Vevo is a joint venture of Universal Music Group, Google, Sony Music Entertainment and Abu Dhabi Media, and offers music videos from major record labels, which are then distributed through YouTube, but the company has been gradually shifting its platform to be more independent.
With the acquisition, Vevo is positioning itself to compete more directly with premium, paid products like YouTube Red and Spotify.
Showyou started as a social curation platform, introducing a subscription-based model last year. The latter could be used by Vevo in two ways: to complement whatever revenues it makes through ads, and to help it ween itself off the YouTube platform.
In November, Vevo introduced a new mobile app that focuses more heavily on video personalization and curation for the user.

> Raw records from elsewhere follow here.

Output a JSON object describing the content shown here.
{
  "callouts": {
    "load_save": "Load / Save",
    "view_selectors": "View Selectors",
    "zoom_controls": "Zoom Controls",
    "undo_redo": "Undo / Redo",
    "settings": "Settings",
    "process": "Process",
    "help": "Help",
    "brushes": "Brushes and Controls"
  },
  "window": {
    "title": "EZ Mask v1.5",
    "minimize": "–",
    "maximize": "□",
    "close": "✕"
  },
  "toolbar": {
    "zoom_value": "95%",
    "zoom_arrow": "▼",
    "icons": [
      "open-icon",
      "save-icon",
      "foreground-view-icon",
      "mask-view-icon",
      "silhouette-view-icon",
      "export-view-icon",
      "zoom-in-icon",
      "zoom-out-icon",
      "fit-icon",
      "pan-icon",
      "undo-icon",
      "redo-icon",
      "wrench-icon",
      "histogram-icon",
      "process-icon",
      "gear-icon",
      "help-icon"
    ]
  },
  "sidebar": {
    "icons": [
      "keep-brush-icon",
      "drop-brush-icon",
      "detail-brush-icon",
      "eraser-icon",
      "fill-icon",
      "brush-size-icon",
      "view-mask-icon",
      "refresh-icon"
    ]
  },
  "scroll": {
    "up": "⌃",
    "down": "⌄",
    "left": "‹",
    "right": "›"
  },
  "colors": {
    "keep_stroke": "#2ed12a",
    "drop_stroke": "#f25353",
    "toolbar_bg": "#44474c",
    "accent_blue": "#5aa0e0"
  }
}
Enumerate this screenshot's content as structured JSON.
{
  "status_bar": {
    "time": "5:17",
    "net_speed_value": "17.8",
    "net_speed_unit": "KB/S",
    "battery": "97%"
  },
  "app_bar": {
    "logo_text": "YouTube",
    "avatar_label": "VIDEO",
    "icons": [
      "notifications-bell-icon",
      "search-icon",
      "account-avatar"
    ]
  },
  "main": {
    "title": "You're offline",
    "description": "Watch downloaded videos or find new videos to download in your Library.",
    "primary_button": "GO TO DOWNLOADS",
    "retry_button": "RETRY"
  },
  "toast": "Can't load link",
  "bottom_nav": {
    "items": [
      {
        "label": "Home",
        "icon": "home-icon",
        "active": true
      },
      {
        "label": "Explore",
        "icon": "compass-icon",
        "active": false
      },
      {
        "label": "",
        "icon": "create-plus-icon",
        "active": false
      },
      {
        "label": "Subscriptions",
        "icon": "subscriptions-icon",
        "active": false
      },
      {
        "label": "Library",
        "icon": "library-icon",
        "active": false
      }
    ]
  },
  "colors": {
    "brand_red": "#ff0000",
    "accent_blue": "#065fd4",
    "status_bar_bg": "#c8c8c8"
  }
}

This comes in the wake of a growing interest in personalization from streaming companies like Spotify, which has introduced features such as Discover Weekly to help users find new artists and content based on their behavior.
Showyou, on the other hand, launched back in 2011 to deliver curated short-form video, and last year the company introduced a subscription model, letting users pay for channels on a month-by-month or yearly basis. Showyou offers a wide selection of video from content providers like NASATV, the AP, Reddit TV, VICE Media, ABCNews, among many more. Content creators have had the ability to determine the pricing for their own channels.
Vevo currently sees more than 12 billion monthly views globally, with a library of 150,000 HD music videos.